Graham Reid | | 2 min read
The Beatles faced a screaming audience for the last time at San Francisco's Candlestick Park in August 1966. After that they retired as a live band. It was inevitable.
As Ringo Starr said of their touring years: "It was the worst time and the best time of my life. The best time because we played a lot of good music. The worst time ... it was like 24 hours a day without a break: press, people fighting to get into your hotel room, climbing 25 storeys up drainpipes. And it never stopped. If it had carried on I personally would have gone insane."
If they had done nothing else in their lives, their achievements to that point were extraordinary. In America alone they had clocked up 19 million-selling records and 18 number one hits in a two-year period. They were the first artists to sell a million copies of an album in Britain -- 64's With the Beatles -- and played to 55,000 fans at New York's Shea Stadium, a huge audience even by today's standards.
But it was driving them crazy, so they retired into the recording studio and the suburbs around London. They took interesting drugs, made even more interesting music (the albums Revolver and Sgt Pepper's Lonely Hearts Club Band are considered among the most innovative in rock) and fell in with the Maharishi Mahesh Yoga who they followed to India for a meditation retreat.
The pop world went about its business -- the Monkees became an esatz moptops -- and the Beatles decided to go into business. Well, sort of.
In early '68 they announced their own multi-disciplined company, Apple. Apple -- which had divisions for records, film and publishing -- was a spirited attempt to give power to creative people, not cost accountants. This was capitalism with a conscience -- and very colourful clothes.
Paul McCartney had a phrase for it: "Western communism." He admitted later he had no idea what it meant, but it caught the optimistic mood of the late 60s.
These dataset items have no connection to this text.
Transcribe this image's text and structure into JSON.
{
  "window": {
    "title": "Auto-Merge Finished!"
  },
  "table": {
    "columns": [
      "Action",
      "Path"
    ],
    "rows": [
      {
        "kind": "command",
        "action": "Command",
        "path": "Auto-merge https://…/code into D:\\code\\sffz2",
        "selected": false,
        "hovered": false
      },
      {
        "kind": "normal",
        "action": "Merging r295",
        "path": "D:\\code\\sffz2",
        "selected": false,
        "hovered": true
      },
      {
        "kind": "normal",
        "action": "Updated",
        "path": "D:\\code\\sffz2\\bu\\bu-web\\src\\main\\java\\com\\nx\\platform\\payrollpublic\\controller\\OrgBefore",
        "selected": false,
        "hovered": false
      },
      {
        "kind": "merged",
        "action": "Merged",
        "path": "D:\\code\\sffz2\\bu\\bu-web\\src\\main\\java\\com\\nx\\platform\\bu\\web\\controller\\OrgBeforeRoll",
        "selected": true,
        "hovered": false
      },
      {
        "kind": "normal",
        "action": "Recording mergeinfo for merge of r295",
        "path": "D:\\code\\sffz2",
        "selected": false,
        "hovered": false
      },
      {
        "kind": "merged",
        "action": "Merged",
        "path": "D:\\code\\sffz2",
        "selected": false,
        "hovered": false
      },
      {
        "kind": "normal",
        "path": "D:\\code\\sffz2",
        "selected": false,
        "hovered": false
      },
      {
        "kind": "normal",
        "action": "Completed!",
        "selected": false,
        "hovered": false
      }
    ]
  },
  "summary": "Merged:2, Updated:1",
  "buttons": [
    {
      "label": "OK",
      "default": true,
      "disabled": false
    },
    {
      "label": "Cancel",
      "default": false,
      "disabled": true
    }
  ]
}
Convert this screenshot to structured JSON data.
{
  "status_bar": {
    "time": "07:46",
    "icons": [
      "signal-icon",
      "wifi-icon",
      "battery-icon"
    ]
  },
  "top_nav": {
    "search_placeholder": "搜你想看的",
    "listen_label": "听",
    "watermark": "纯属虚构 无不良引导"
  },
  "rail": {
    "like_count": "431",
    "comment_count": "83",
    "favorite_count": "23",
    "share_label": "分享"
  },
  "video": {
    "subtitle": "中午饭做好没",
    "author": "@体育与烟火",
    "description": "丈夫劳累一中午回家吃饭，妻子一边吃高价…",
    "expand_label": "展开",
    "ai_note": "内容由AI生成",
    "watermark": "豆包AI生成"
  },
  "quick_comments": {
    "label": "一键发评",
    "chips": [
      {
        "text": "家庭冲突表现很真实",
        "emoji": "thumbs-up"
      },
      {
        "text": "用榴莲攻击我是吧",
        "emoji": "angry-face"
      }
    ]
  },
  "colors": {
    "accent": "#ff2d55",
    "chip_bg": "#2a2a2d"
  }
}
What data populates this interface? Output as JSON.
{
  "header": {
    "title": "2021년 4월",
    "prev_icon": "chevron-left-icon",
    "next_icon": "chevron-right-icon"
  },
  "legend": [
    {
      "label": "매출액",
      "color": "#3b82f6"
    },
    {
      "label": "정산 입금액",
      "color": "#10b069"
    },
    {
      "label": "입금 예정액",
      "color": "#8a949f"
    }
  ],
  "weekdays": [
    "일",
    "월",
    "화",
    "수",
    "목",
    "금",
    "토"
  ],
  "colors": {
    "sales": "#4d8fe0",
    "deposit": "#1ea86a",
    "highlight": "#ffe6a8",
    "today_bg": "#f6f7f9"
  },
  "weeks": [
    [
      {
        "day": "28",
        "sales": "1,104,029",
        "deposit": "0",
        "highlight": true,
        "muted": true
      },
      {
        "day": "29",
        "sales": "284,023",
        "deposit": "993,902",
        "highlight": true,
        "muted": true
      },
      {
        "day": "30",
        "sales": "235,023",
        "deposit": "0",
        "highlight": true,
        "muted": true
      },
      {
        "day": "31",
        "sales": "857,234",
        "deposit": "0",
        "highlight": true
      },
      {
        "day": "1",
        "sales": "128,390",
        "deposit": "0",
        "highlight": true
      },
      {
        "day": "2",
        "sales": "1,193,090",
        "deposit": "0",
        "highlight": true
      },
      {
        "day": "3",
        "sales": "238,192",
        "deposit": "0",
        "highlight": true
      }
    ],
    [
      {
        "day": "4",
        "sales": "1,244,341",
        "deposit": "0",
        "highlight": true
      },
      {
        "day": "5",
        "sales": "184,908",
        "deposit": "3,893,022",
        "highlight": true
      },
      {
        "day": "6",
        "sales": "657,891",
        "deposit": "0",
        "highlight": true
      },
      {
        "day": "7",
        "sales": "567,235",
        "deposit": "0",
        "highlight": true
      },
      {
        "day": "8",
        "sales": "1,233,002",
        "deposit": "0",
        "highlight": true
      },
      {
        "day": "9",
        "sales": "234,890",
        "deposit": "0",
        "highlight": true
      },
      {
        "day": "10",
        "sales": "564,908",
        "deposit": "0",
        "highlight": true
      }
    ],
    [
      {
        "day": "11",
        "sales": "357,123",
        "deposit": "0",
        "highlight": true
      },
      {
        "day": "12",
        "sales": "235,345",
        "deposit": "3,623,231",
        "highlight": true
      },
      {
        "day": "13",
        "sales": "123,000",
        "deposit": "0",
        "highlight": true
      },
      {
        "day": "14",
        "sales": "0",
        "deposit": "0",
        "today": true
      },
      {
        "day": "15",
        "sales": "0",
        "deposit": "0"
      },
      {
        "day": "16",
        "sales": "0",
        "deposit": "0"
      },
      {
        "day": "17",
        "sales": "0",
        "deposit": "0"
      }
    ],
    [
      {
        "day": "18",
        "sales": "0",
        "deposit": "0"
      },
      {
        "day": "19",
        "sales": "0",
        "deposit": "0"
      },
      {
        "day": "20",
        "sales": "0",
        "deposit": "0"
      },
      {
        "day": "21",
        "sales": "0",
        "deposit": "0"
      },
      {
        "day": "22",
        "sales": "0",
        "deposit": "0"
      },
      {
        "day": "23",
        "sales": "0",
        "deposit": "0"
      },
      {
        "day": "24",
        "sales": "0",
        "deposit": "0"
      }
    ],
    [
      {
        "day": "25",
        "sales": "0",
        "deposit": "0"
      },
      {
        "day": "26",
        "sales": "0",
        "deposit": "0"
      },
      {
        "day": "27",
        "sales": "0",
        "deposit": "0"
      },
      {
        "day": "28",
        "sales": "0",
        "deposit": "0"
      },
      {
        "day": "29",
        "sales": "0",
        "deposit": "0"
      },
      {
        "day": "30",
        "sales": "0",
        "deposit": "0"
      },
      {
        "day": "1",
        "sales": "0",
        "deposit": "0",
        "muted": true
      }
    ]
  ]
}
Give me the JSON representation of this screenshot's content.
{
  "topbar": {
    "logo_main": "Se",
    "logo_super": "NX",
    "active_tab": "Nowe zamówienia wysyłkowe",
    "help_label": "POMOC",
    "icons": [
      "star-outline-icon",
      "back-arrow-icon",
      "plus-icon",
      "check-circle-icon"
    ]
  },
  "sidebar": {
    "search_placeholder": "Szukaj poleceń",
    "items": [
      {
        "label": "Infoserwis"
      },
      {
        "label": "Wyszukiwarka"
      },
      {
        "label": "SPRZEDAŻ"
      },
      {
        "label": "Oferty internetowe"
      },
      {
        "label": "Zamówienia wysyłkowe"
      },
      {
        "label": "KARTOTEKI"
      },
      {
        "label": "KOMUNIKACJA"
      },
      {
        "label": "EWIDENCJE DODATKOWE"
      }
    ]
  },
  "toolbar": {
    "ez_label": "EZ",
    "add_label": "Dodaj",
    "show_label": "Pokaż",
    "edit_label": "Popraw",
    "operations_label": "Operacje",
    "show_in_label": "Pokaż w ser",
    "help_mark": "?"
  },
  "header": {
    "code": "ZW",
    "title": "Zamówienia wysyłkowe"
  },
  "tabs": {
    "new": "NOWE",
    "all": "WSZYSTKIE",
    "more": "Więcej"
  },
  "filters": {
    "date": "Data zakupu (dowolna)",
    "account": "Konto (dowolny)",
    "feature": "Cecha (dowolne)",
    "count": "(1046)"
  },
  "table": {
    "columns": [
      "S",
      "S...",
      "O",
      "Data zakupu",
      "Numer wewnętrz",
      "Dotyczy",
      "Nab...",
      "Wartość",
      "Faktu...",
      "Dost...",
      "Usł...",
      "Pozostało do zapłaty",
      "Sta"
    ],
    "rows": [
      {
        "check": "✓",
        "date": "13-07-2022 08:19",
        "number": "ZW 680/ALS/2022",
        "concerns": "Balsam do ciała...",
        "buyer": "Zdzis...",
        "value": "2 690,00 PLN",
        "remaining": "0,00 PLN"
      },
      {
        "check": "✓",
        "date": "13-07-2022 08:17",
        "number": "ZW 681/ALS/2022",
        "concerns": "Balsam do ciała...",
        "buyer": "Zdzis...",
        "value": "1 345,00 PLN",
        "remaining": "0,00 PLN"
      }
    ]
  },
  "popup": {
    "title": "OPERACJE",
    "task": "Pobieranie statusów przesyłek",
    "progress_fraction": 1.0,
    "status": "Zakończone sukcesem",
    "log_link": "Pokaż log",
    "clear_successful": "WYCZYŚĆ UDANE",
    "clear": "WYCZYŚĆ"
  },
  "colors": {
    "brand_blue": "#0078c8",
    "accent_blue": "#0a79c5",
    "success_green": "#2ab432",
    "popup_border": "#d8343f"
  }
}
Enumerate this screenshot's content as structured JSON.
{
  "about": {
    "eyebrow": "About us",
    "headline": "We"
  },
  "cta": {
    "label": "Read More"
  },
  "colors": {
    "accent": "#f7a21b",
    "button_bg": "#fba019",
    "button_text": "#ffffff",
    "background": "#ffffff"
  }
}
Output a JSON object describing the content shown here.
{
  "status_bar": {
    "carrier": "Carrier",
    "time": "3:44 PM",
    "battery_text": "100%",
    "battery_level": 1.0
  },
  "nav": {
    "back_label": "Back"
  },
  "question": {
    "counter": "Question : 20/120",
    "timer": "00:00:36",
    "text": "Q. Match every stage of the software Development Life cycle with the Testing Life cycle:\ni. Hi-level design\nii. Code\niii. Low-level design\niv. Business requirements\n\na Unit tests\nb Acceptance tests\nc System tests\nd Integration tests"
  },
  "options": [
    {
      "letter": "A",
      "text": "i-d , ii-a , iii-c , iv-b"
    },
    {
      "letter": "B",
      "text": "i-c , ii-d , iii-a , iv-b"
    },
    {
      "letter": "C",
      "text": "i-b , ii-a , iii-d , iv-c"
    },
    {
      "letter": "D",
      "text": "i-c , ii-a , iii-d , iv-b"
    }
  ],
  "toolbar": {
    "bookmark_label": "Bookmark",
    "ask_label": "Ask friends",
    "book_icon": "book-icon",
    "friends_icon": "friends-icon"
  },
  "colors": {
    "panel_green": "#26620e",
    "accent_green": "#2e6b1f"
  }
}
Apple was launched by John Lennon and McCartney at a press conference in New York -- where they also hailed harry Nilsson, see here: https://www.elsewhere.co.nz/essentialelsewhere/dsp_essential.cfm?essentialid=279
Lennon and McCartney said they wanted talented people to send in their art or ideas and ...
Actually no one had thought of the next bit.
Apple was swamped with manuscripts, films, homemade recordings, ludicrous proposals and begging letters. Hippies and hucksters gravitated to the company's London offices and all were made welcome.
Business decisions were sometimes made by throwing the I Ching, liquor and marijuana were freely available, and an American chapter of the Hells Angels turned up for the Christmas party.
George Harrison summed it up aptly: "Apple became a lunatic asylum."
There were remarkably few signings to Apple (Badfinger among them), some odd albums came out through it (notably on the experimental Zapple label) and no books. Within a year the Beatles had tired of it, the accountants returned, and everyone became serious again.
Love wasn't all you needed, it appeared. Even if you were as wealthy as the Beatles.